In Northerly, probably my favourite song on this album, Laura Jean Englert says “… into … my room” to a lover and it is exquisitely uncomfortable. The tension and heat, the mix of need and some undercurrent of anger, is palpable. It’s partly in her voice (low and stripped of overt displays, by contrast with the pert backing voice) and partly in the passive-aggressive lyrics which may or may not be a run of failures or resentments disguised as statements of fact.

Mostly though it’s in the low burbling, slightly agitated, sort of swirling music which never quite commits, or maybe commits all it needs to with guitar ala Robert Smith (or maybe Robin Guthrie) hanging around the synthesiser like it’s waiting for a change of heart or a direct provocation, and drums ala Lol Tolhurst caught halfway between a ripple and wash.

This track is the first part of a run of three songs in the middle of the album which play like the turn in a night out when it is clear that this room, this street or this person has gone from a speculative move to a questionable one.

Which One Are You, slow dances around like it’s lost in its picked acoustic guitar reverie, eyes closed to the warning in the bassline and the truth being sung - “everybody’s done things that they regret, some people change, some people keep hurting their friends … which one are you baby?” – that laps against the keyboards.

Then, as sense returns and figures retreat into the darkness, Telecommunication is heralded by piano and joined by a resigned voice that mixes its message: “keep the line open, I’m not on vacation/I’m never coming home again”. And then it’s gone, in less than 90 seconds.

These songs are prime Laura Jean: dark but not subterranean, pretty but not light, certain in its uncertainty, open but not quite raw. They have a companion piece in the album’s opening track, a kind of teen romance loaded with intent, Press Play, where the synth bed is like breaths released by worn bellows, and the special pleading to a lover caught between doing “right” and doing good is caught up in the messaging of a mixed tape – “my body holds the magic … press play”.

Intriguingly, which is to say, surprisingly but not entirely convincingly, around these songs are others which extend Englert’s playground into retro keyboards sounds, and rhythm box beats that position her somewhere between Yazoo and Orchestral Manoeuvres In The Dark, on one side, and the Motels and Cars, on the other.

The title track, Girls On The TV and Lick Your Heart are not exactly bouncy – though all three are shot through with lust enough to put a spring in your step - but their cumulative effect is to present the suggestion of dancing in wide shoulders, driving in cars that still have cassette players and bandmates playing their guitars high on the chests.

Likewise, Touchstone (with its percussion a mix of hand and Linn drums, its keyboards sporting a melodica, and its tone almost breezy), Take Me There (acoustic guitar and Sarah Blasko-like buoyant chorus emerging from swaying verses) and You Make Me Feel (Bratpack movie soundtrack meets late ‘80s Springsteen romanticism) carry a stronger message of outward bound than anything she’s done before – vocally and musically.

So why am I not convinced?
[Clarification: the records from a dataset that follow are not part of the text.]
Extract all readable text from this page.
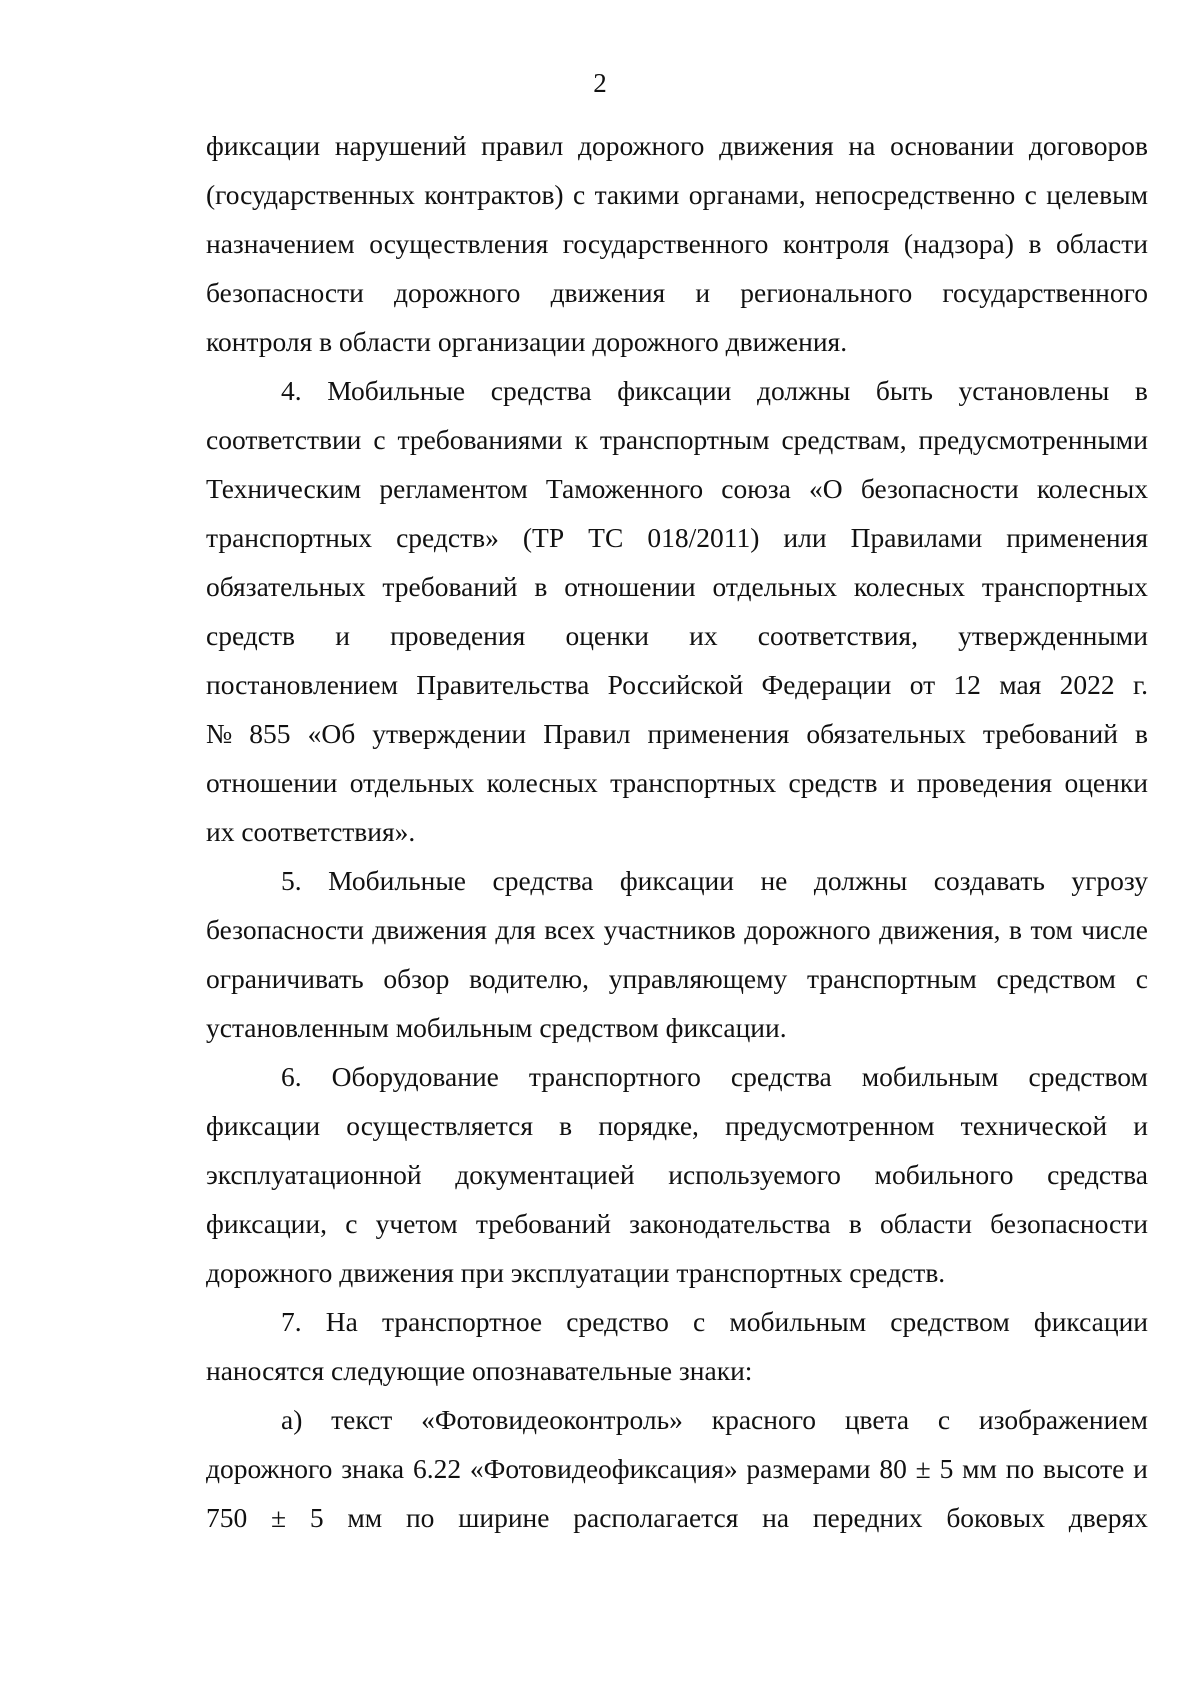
2
фиксации нарушений правил дорожного движения на основании договоров
(государственных контрактов) с такими органами, непосредственно с целевым
назначением осуществления государственного контроля (надзора) в области
безопасности дорожного движения и регионального государственного
контроля в области организации дорожного движения.
4. Мобильные средства фиксации должны быть установлены в
соответствии с требованиями к транспортным средствам, предусмотренными
Техническим регламентом Таможенного союза «О безопасности колесных
транспортных средств» (ТР ТС 018/2011) или Правилами применения
обязательных требований в отношении отдельных колесных транспортных
средств и проведения оценки их соответствия, утвержденными
постановлением Правительства Российской Федерации от 12 мая 2022 г.
№ 855 «Об утверждении Правил применения обязательных требований в
отношении отдельных колесных транспортных средств и проведения оценки
их соответствия».
5. Мобильные средства фиксации не должны создавать угрозу
безопасности движения для всех участников дорожного движения, в том числе
ограничивать обзор водителю, управляющему транспортным средством с
установленным мобильным средством фиксации.
6. Оборудование транспортного средства мобильным средством
фиксации осуществляется в порядке, предусмотренном технической и
эксплуатационной документацией используемого мобильного средства
фиксации, с учетом требований законодательства в области безопасности
дорожного движения при эксплуатации транспортных средств.
7. На транспортное средство с мобильным средством фиксации
наносятся следующие опознавательные знаки:
а) текст «Фотовидеоконтроль» красного цвета с изображением
дорожного знака 6.22 «Фотовидеофиксация» размерами 80 ± 5 мм по высоте и
750 ± 5 мм по ширине располагается на передних боковых дверях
I’m not sure that my hesitation here isn’t down to the fact I’ve always found Englert’s minimalist sombreness compelling and I am confused by the retro pop shapes here. A fresh ear could well find this working more broadly, more satisfyingly than what a Laura Jean album has presented before.

With that opening song and mid-album passage of slow burns, and then the surrounding sex-and-pop-and-shadowplay material, Devotion may be exactly what she needs to break out of the critic’s favourite/indie obscurity ghetto. I’d not begrudge that.